When Cristobal brings about the annihilation of his father’s four enemies, one has the sense of having watched the Car of Juggernaut rumble a hundred miles to squash four beetles. These are poor villains. It is quite likely, of course, that this is a part of the author’s ironical purpose; and throughout the novel there is none of the Gallic pose, gesture, and rodomontade that make Dumas so amusing. The author, in fact, appears to care so little about his inventions that the reader may be excused if he cares nothing about them. Indeed, all seems manufactured. It is only in the parts that deal specifically with anarchism that the story warms and catches up the emotions: the episode of Conchita and the final striking account of the siege of the city of Ronda. For the rest, the author seems always in a hurry. He misses his chances. When a scene needs preparation and suspense, it is fobbed off. Occasionally a character — Lady Joan, for example — is preposterous.

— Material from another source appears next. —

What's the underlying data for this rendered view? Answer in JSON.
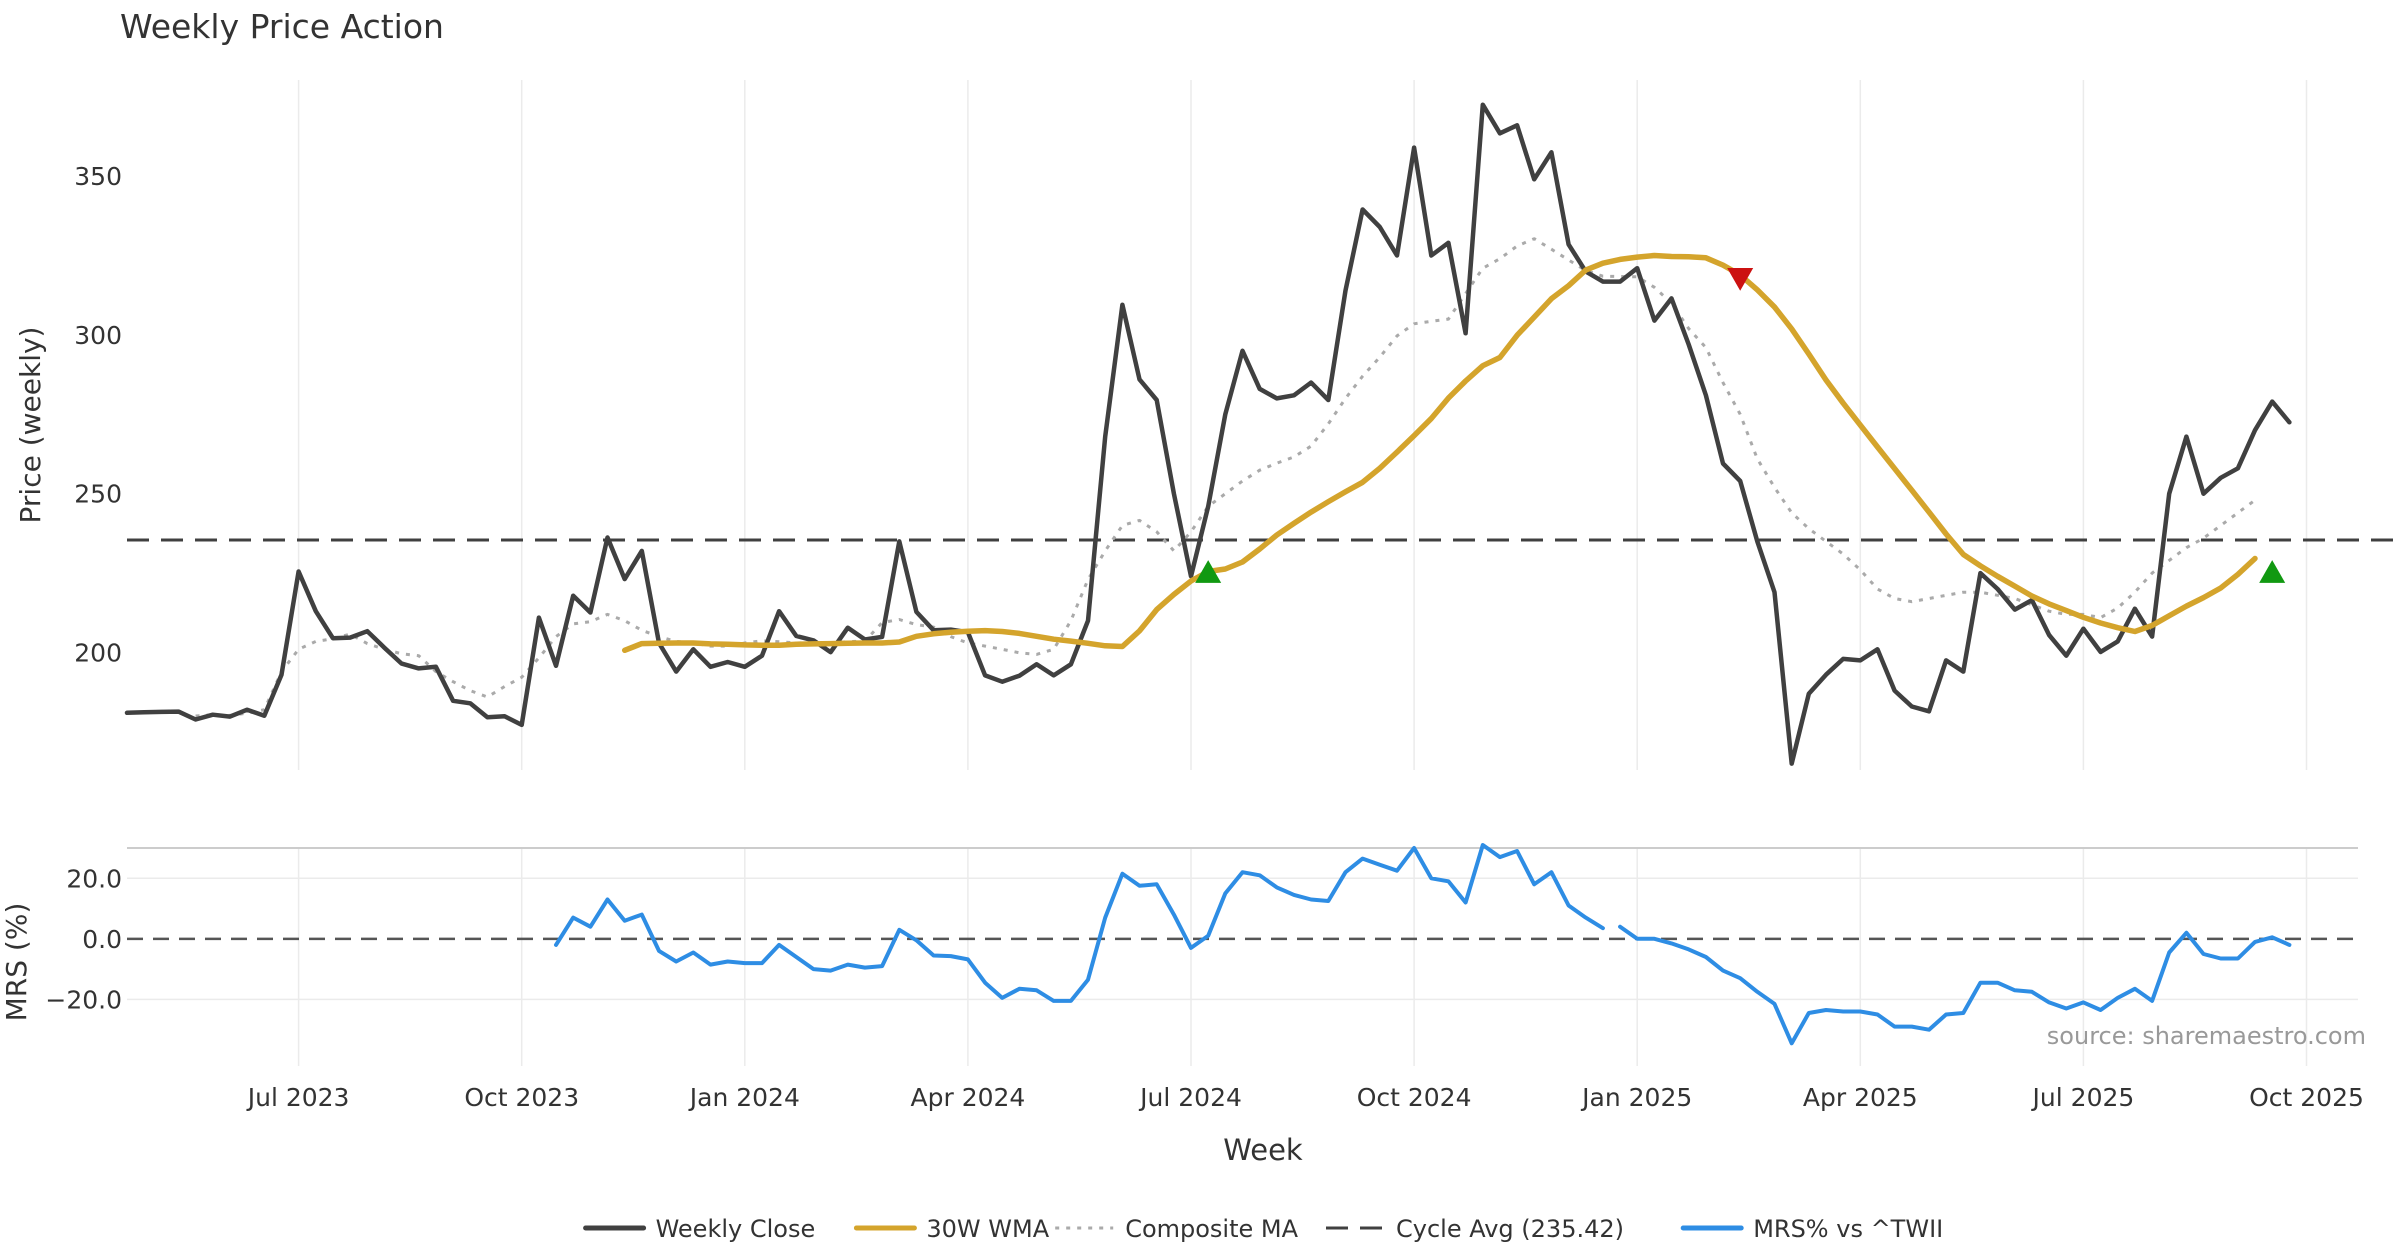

One feels that the author has tried to ride two horses at once and that they are not well broken. As a satire on capitalism and a history of intellectual anarchism the book is at times masterly, though the display of knowingness about politics, science, art, places, peoples, foods, strikes one as a little pretentious. There can be no doubt, however, that the author does know a great deal. As a study of the degenerative effect of immense wealth upon a soul the story is impressive, and Cristobal’s inability to use his wealth to any valuable purpose is finely ironical. There is, however, always something vulgar about money in large quantities; and even when, as here, money is used as a means to power, there is also something vulgar about power. If one took Monte Cristo as serious, that book would be vulgar; and perhaps some of the unpleasant taste that The World Is Mine leaves is due to the fact that the endless talk about money, sex, and luxury contrasts with a background — the breakdown of a world-order — that is deadly serious. The author’s anarchism is no doubt sincere (and does not every idealist dream of it as the only logical solution of social ills?), but his criticism of things present and hope for things to come gain nothing by being presented in a parable that no one can even imaginatively accept, acted by characters that no one can like.